AVANTAGES ET INCONVÉNIENS DE LA CIRCULATION FIDUCIAIRE.

Il y a cent ans environ, Adam Smith disait qu’on pourrait tout aussi bien aller en guerre avec des canons de papier qu’avec du papier-monnaie. S’il avait vécu de notre temps, il n’aurait certainement pas tenu le même langage. Déjà, à la fin du siècle dernier, l’Angleterre avait montré qu’on peut parfaitement faire la guerre avec du papier-monnaie; elle en a eu en circulation pendant toute sa lutte contre l’empire et même au-delà, de 1797 à 1819, et elle s’en est servie pour se procurer des ressources extraordinaires dont elle avait besoin; mais c’est à notre époque surtout que l’utilité du papier-monnaie en temps de guerre a été le mieux démontrée. Depuis vingt-cinq ans, la plupart des nations y ont eu recours. La Russie en a émis en 1854 et 1855 pour soutenir la guerre de Crimée; l’Autriche a créé celui qu’elle a pour se défendre d’abord contre la France et l’Italie en 1859, puis contre l’Allemagne en 1866. Celui qui existe en Italie date aussi de 1866 et de la même guerre. Les États-Unis ont émis le leur, et Dieu sait dans quelle proportion, lors de la guerre de sécession. Enfin il n’est pas jusqu’à la France, si riche, qui n’ait été obligée d’y recourir lors de sa lutte avec l’Allemagne en 1870. La Turquie combat en ce moment contre les Serbes et le Monténégro avec du papier-monnaie.

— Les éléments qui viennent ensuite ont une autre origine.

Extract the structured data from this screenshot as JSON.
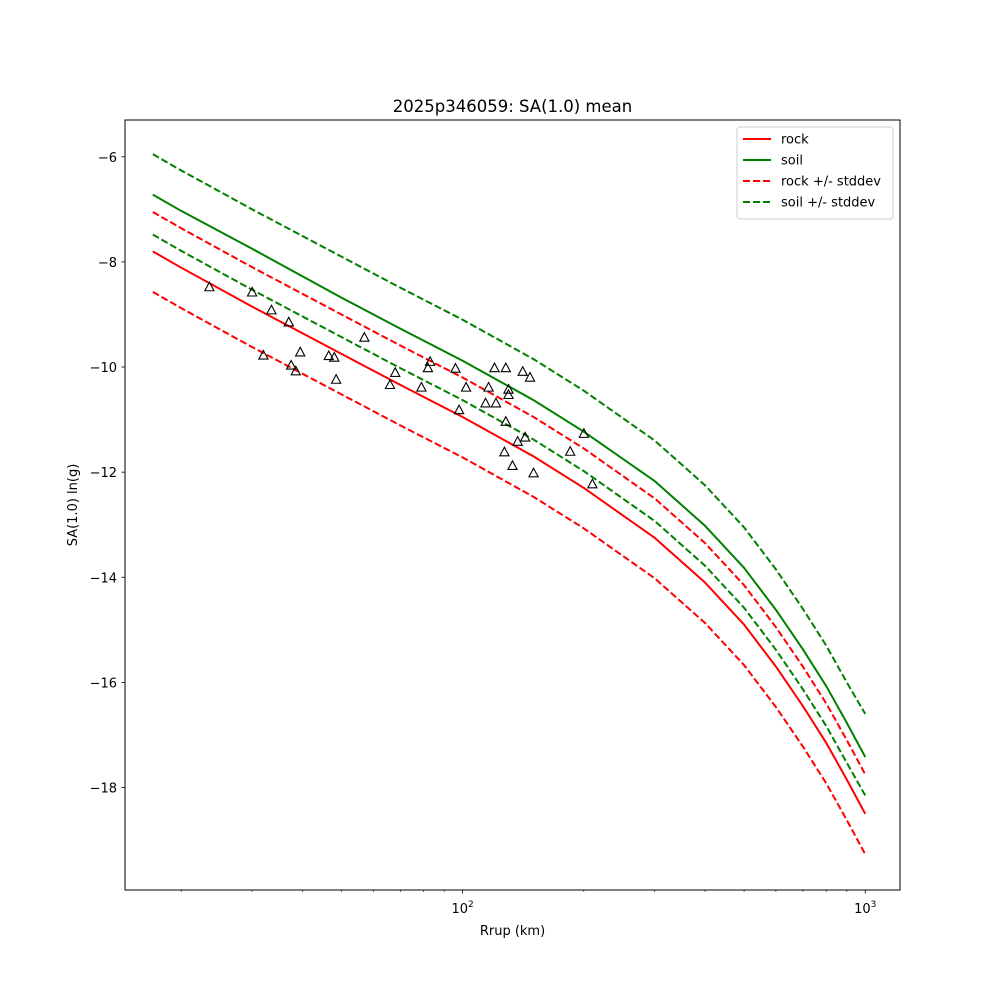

On peut donc dire que la déclaration d’Adam Smith est en contradiction absolue avec les faits que nous avons eus sous les yeux. Le papier-monnaie est devenu au contraire l’auxiliaire indispensable de la guerre. Il y a deux raisons pour cela : d’abord, dans ces momens-là, les espèces métalliques se cachent ou fuient à l’étranger; il faut bien les remplacer et pourvoir aux besoins de la circulation.